Forbidden Planet

Posted on December 13, 2002 at 5:18 am

B+
Lowest Recommended Age: Kindergarten - 3rd Grade
Profanity: None
Alcohol/ Drugs: Cook tells Robby to make liquor and gets drunk (parallel to scene with Trinculo in "The Tempest")
Violence/ Scariness: Characters in peril and some killed by Id monster.
Diversity Issues: These filmmakers viewed the future as peopled primarily by white males. As with most other science fiction stories, the assumption is that in the future, attire for women will be very scanty.
Date Released to Theaters: 1956

Plot: It is the year 2200, and Commander Adams (Leslie Nielson) directs his spaceship to an earth-like planet called Altair-4 in search of a former earth colony, out of contact for many years. They receive a transmission from Dr. Morbius, telling them to go away, but they insist on landing. When they arrive, a huge robot named Robby greets them and brings Adams and two crew members to the home of Dr. Morbius (Walter Pidgeon). Morbius shows off Robby’s many accomplishments, and tells them that, with the exception of Morbius and his wife, everyone else in the colony perished violently, killed by an unseen force, which has not bothered him since. His wife now dead, he lives there with his daughter, Alta (Anne Francis) and Robby. Curious about the men, Alta introduces herself. She has never seen any human other than her father, and her only friends are the animals, descendants of those brought from earth years before.

Morbius explains that a great race once lived on the planet, and he has studied their artifacts. In an attempt to use their minds and spirits to create something, he inadvertently created a creature made up of their fears and anger. It is called the Id. It reappeared when the colonists arrived, out of their subconscious urges. And, with the arrival of the crew from earth, it has come back again. The invisible being damages the spacecraft and kills three of the men before Morbius, realizing that the Id came from within him, renounces that part of himself, destroying both of them. Adams and Alta escape with the crew before the planet explodes.

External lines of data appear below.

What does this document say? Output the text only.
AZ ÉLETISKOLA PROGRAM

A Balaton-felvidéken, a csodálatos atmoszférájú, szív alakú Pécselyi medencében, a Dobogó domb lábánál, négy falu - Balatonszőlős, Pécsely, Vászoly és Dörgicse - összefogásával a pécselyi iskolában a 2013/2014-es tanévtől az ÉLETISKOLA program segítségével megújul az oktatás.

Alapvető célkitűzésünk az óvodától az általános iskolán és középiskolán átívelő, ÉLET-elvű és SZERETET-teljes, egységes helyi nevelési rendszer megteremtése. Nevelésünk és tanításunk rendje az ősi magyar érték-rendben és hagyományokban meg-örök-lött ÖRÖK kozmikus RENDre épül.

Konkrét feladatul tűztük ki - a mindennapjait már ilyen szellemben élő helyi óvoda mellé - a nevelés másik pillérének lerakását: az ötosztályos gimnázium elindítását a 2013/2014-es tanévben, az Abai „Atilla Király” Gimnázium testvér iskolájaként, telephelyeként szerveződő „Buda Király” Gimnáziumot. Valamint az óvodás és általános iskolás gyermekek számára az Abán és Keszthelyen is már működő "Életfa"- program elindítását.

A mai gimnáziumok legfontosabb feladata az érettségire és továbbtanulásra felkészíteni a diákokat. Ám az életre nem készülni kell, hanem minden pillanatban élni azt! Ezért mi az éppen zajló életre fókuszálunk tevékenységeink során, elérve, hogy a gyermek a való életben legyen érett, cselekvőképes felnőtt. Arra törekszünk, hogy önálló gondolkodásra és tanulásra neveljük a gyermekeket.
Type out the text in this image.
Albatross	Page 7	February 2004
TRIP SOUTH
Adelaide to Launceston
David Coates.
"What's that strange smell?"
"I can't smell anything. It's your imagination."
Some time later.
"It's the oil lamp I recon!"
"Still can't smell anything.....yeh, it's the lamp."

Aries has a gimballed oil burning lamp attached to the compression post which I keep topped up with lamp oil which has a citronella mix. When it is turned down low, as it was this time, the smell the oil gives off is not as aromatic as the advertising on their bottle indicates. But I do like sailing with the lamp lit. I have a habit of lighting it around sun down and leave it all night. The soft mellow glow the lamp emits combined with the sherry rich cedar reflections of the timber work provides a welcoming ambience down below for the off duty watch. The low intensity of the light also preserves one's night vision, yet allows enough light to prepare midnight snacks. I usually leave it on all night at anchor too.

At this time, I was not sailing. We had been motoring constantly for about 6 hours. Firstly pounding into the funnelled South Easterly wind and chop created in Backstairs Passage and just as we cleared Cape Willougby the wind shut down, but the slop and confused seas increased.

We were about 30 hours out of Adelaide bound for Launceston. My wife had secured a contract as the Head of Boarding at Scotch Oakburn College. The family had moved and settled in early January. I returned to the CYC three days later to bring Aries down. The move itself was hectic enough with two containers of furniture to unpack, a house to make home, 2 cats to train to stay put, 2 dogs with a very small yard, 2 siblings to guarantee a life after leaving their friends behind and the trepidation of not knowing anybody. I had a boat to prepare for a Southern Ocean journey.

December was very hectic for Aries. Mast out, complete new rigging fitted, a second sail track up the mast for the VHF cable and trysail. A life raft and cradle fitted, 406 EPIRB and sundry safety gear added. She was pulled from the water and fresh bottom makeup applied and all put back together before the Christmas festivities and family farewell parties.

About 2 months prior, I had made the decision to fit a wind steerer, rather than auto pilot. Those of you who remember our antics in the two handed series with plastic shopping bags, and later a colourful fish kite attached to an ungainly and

Discussion: This was the first big-budget science fiction movie, and the only one for over a decade. It is loosely based on Shakespeare’s “The Tempest,” the story of Prospero the Sorcerer and his daughter Miranda, who are alone on an island until a storm brings their former countrymen to them. Robby the Robot is the obedient Ariel. And the Id is the powerful and angry Caliban. The gadgets and special effects seem almost quaint to us now, but the movie is still fun to watch for younger children and it still raises some important questions for older ones.

The Id, of course, is named for Freud’s famous concept of the id, the instincts and impulses of the unconscious mind. Morbius says that he and his wife survived because they were the only ones who loved the planet and wanted to stay, that the monster was created from the fears and jealousies of the other colonists. The implication (more explicit in portions cut from the film), is that it is the jealousy Morbius feels when Alta falls in love with Adams that brings the Id’s destructiveness out again. In a way, this movie is more a way of exploring unconscious feelings we all harbor than it is speculation about life in the future or on other planets.

Questions for Kids:

This story shows the way people more than forty years ago thought about the future. What things might make people’s ideas about the future different now?

It is interesting that the threat in this movie comes not from some kind of space alien or “bug-eyed monster” but from within the humans themselves. If your feelings could create a creature like the Id, what would it look like when you are mad? When you are sad? When you are lonely? When you are happy?

Do you think we will ever have robots like Robby? What would be the best thing about having one? Would there be any disadvantages?

Is the rule making it impossible for Robby to harm any rational beings a good one, even though it makes it impossible for him to protect them from the Id? Can you think of a better rule?

Connections: Robby inspired, among others, the robot in “Lost in Space” and possibly the “Droids” in “Star Wars” as well. Anne Francis also appeared in “Bad Day at Black Rock” (again as the only woman in the story). Leslie Nielson is now best known for his work in wild comedies like “The Naked Gun” series.

Activities: Read or see a production of “The Tempest” and compare it to this story. (Mature high schoolers might enjoy a modern interpretation in a movie called “Tempest,” directed by John Cassavetes.) The idea of robots is a fairly recent one, dating back to a play called “R.U.R” by Karl Capek. Teenagers should read “R.U.R” and I, Robot, by Isaac Asimov, and become familiar with Asimov’s “rules” for fictional robots, including the one forbidding robots to harm living things.

High schoolers might appreciate some exposure to Freud’s ideas about the id, ego, and superego, which were very current in public consciousness at the time of this movie. His book An Introduction to Psychoanalysis is a good place to start.